Когда мама первый раз пришла домой после очередного политзанятия, она чуть ли не со слезами на глазах рассказывала, какое впечатление на всех и, самое главное, на парторга, проводившего занятие, произвел мой конспект. Из этого я заключил, что либо мой конспект никто не читал, либо читавшие понимают в этом деле не больше, чем я. Правдой, наверное, было и то, и другое. Подготовка конспектов для политучебы родителей стала моим постоянным занятием до конца пятидесятых годов, пока эта дурь не сошла на нет, и политучеба не прекратилась.
Надо сказать, что в моей голове что-то от прочитанного в работах классиков марксизма все же оставалось. Я запоминал некоторые фразы, выражения, мысли и начал ими пользоваться. Помню, как-то на уроке истории, когда я, как обычно, не очень зная, что нужно рассказывать по существу, произнес: «В своей работе «Государство и революция» Ленин писал…», учитель посмотрел на меня с нескрываемым удивлением и вместо заслуженной мной двойки поставил четверку. Вообще, ссылки на классиков марксизма оказывали на преподавателей в школе и даже потом в ВУЗе магическое, обезоруживающее действие. Где-то к девятому классу я уже точно знал, что большинство преподавателей в этом самом марксизме ничего не смыслят, а ссылки на классиков делают примерно с тем же уровнем понимания, что и я.

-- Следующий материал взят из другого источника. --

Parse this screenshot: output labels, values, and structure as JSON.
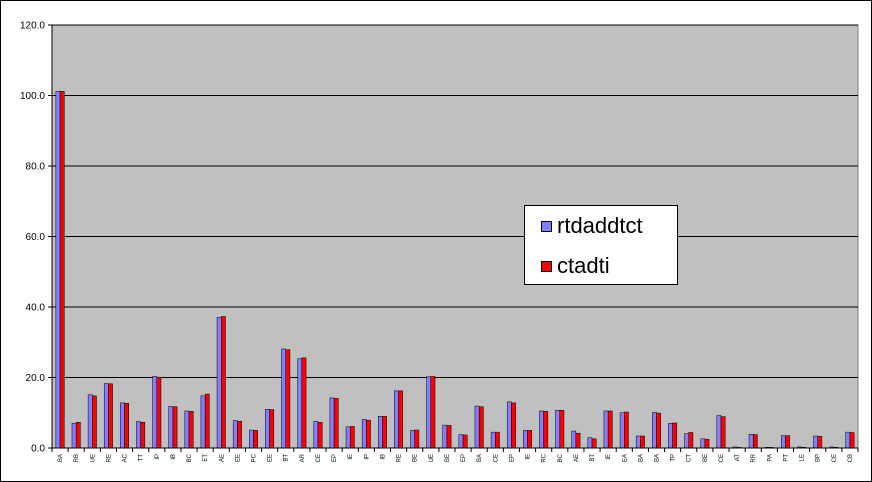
{
  "chart_data": {
    "type": "bar",
    "ylim": [
      0,
      120
    ],
    "yticks": [
      "0.0",
      "20.0",
      "40.0",
      "60.0",
      "80.0",
      "100.0",
      "120.0"
    ],
    "grid": true,
    "legend_position": "center-right",
    "colors": {
      "plot_bg": "#c0c0c0",
      "series1": "#8080ff",
      "series2": "#ff0000"
    },
    "categories": [
      "BA",
      "RB",
      "UE",
      "RE",
      "AC",
      "TT",
      "IP",
      "IB",
      "BC",
      "ET",
      "AE",
      "EE",
      "PC",
      "EE",
      "BT",
      "AR",
      "CE",
      "EP",
      "IE",
      "IP",
      "IB",
      "RE",
      "BE",
      "UE",
      "BE",
      "EP",
      "BA",
      "CE",
      "EP",
      "IE",
      "RC",
      "BC",
      "AE",
      "BT",
      "IE",
      "EA",
      "BA",
      "BA",
      "TP",
      "CT",
      "BE",
      "CE",
      "AT",
      "RR",
      "PA",
      "PT",
      "LE",
      "BP",
      "CE",
      "CB"
    ],
    "series": [
      {
        "name": "rtdaddtct",
        "values": [
          101.2,
          7.0,
          15.1,
          18.3,
          12.8,
          7.5,
          20.3,
          11.8,
          10.5,
          14.8,
          37.1,
          7.8,
          5.1,
          11.0,
          28.1,
          25.3,
          7.6,
          14.2,
          6.0,
          8.1,
          9.0,
          16.2,
          5.0,
          20.2,
          6.5,
          3.8,
          11.9,
          4.5,
          13.1,
          5.0,
          10.5,
          10.7,
          4.8,
          2.9,
          10.5,
          10.0,
          3.4,
          10.1,
          7.0,
          4.1,
          2.6,
          9.2,
          0.3,
          3.9,
          0.2,
          3.5,
          0.3,
          3.4,
          0.3,
          4.5
        ]
      },
      {
        "name": "ctadti",
        "values": [
          101.2,
          7.3,
          14.8,
          18.2,
          12.7,
          7.3,
          20.1,
          11.7,
          10.4,
          15.3,
          37.3,
          7.6,
          5.0,
          10.9,
          27.9,
          25.6,
          7.3,
          14.1,
          6.1,
          7.9,
          9.0,
          16.2,
          5.1,
          20.3,
          6.4,
          3.7,
          11.7,
          4.5,
          12.8,
          5.0,
          10.4,
          10.7,
          4.2,
          2.6,
          10.5,
          10.2,
          3.4,
          9.9,
          7.1,
          4.4,
          2.5,
          8.9,
          0.1,
          3.8,
          0.1,
          3.5,
          0.2,
          3.3,
          0.2,
          4.4
        ]
      }
    ]
  }
}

Такие активные ребята, как Серега и я, не могли быть не вовлечены в общественную жизнь пионерской и комсомольской организаций школы. Серега там занимал самые высокие, якобы, выборные посты. Он был председателем совета пионерской дружины школы, а потом председателем комсомольской организации. Высокий, крупный, с правильными русскими чертами лица и хорошей речью, он идеально подходил ко всем этим должностям. У него явно были шансы стать со временем большим партийным руководителем. Он это хорошо понимал, но я знал, что он просто играет в эту игру, а в планах у него совсем другое – наука. Разговор об этих его планах у нас проходил в сентябре 1952 года в его квартире. Серега был очень серьезен и сосредоточен. Он говорил, что это его последний школьный год. Надо готовиться к поступлению на биофак МГУ по всем предметам, по которым предстоят экзамены. Что он хочет провести дома еще одно исследование, и для этого ему потребуется моя помощь. Он хочет экспериментально исследовать влияние условий вскармливания карпов на их биопродуктивность. В вопросах круглогодичного выращивания витаминной продукции ему уже все ясно, надо было бы переходить к промышленному производству теплиц, но никто не хочет этим заниматься. Он ходил с этим вопросом в райком комсомола, в райком партии, в райисполком – никто ничего об этом даже слышать не хочет. «Ну и с карпами будет то же самое», – заметил я. Серега строго посмотрел на меня и ответил очень серьезно: «Наука не всегда бывает своевременно понятой и просто обязана быть далеко впереди производства. Кроме того, любое исследование всегда непредсказуемо, а потому интересно». В его комнате уже стояло на столе три не очень больших аквариума и трехлитровая банка с водой, в которой суетились мальки. Надо организовать циркуляцию воды в аквариумах, обогащение ее кислородом и подогрев. «Займись этим, – приказал он мне. – На все не более 10 дней, а то малькам будет тесно в банке».